Tuesday, January 01, 2013

Trepidations

Mark Thoma has summarized the positions of four economists with regard to the deal Obama has worked out with the Senate.  None of the economists thinks we have done the right thing; they all hope that the House votes the deal down.

Brad DeLong thinks that little has been done to avoid the effects of austerity; the necessary fiscal stimulus is just not there.  Paul Krugman worries that Obama's negotiations in the current situation do not augur well for the fight coming down the pike:
So why the bad taste in progressives’ mouths? It has less to do with where Obama ended up than with how he got there. He kept drawing lines in the sand, then erasing them and retreating to a new position. And his evident desire to have a deal before hitting the essentially innocuous fiscal cliff bodes very badly for the confrontation looming in a few weeks over the debt ceiling.
 Jeffrey Sachs echoes Krugman and DeLong:
The White House should have put forward its own tax plan with adequate overall revenues. It could have told Congress to adopt the alternative plan or simply accept the expiration of the Bush tax cuts. That was the time for negotiating leverage.
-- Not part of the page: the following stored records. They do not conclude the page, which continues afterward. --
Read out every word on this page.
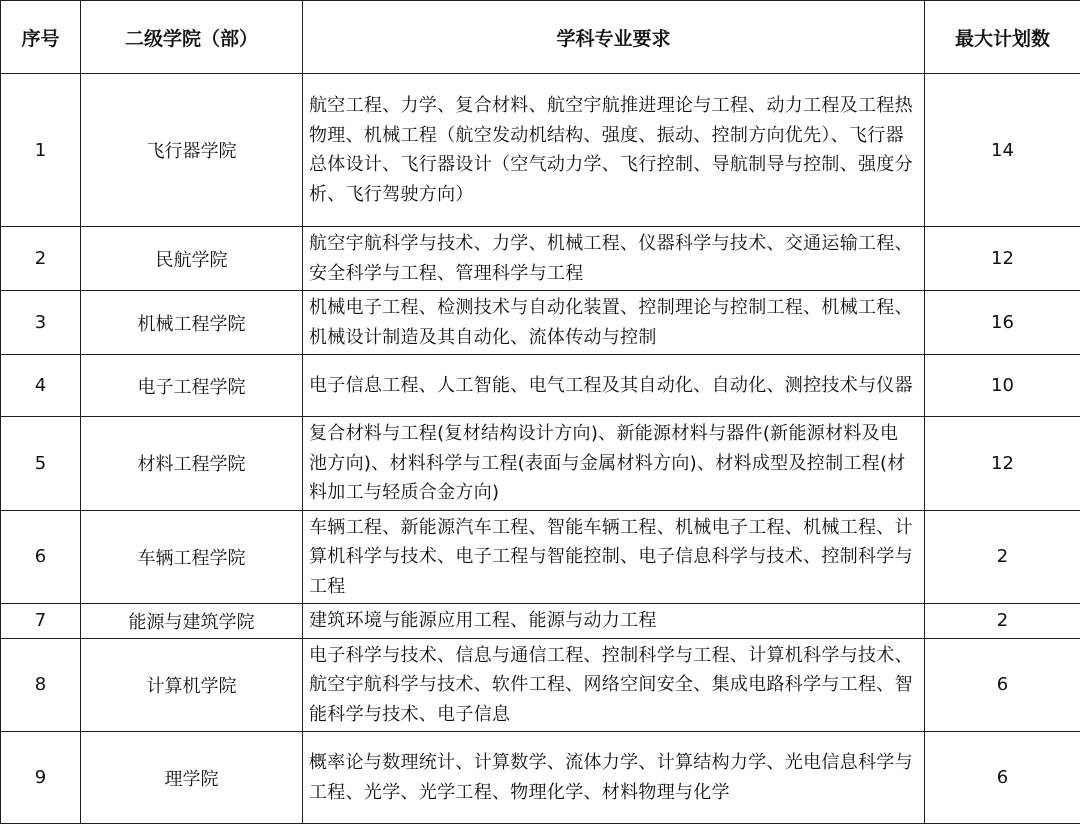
序号	二级学院（部）	学科专业要求	最大计划数
1	飞行器学院	航空工程、力学、复合材料、航空宇航推进理论与工程、动力工程及工程热物理、机械工程（航空发动机结构、强度、振动、控制方向优先）、飞行器总体设计、飞行器设计（空气动力学、飞行控制、导航制导与控制、强度分析、飞行驾驶方向）	14
2	民航学院	航空宇航科学与技术、力学、机械工程、仪器科学与技术、交通运输工程、安全科学与工程、管理科学与工程	12
3	机械工程学院	机械电子工程、检测技术与自动化装置、控制理论与控制工程、机械工程、机械设计制造及其自动化、流体传动与控制	16
4	电子工程学院	电子信息工程、人工智能、电气工程及其自动化、自动化、测控技术与仪器	10
5	材料工程学院	复合材料与工程(复材结构设计方向)、新能源材料与器件(新能源材料及电池方向)、材料科学与工程(表面与金属材料方向)、材料成型及控制工程(材料加工与轻质合金方向)	12
6	车辆工程学院	车辆工程、新能源汽车工程、智能车辆工程、机械电子工程、机械工程、计算机科学与技术、电子工程与智能控制、电子信息科学与技术、控制科学与工程	2
7	能源与建筑学院	建筑环境与能源应用工程、能源与动力工程	2
8	计算机学院	电子科学与技术、信息与通信工程、控制科学与工程、计算机科学与技术、航空宇航科学与技术、软件工程、网络空间安全、集成电路科学与工程、智能科学与技术、电子信息	6
9	理学院	概率论与数理统计、计算数学、流体力学、计算结构力学、光电信息科学与工程、光学、光学工程、物理化学、材料物理与化学	6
Instead, the White House gave up the revenues permanently and without a fight.
 Greg Mankiw, the only conservative discussed, is complaining that the deal did not follow the Simpson-Bowles approach and lower social insurance costs.
The deal appears to offer no entitlement reforms, no tax reform, and higher marginal tax rates.
The year is not starting out well.  Obama has yet to act as those who voted for him want him to act.  He has not learned anything in the past four years.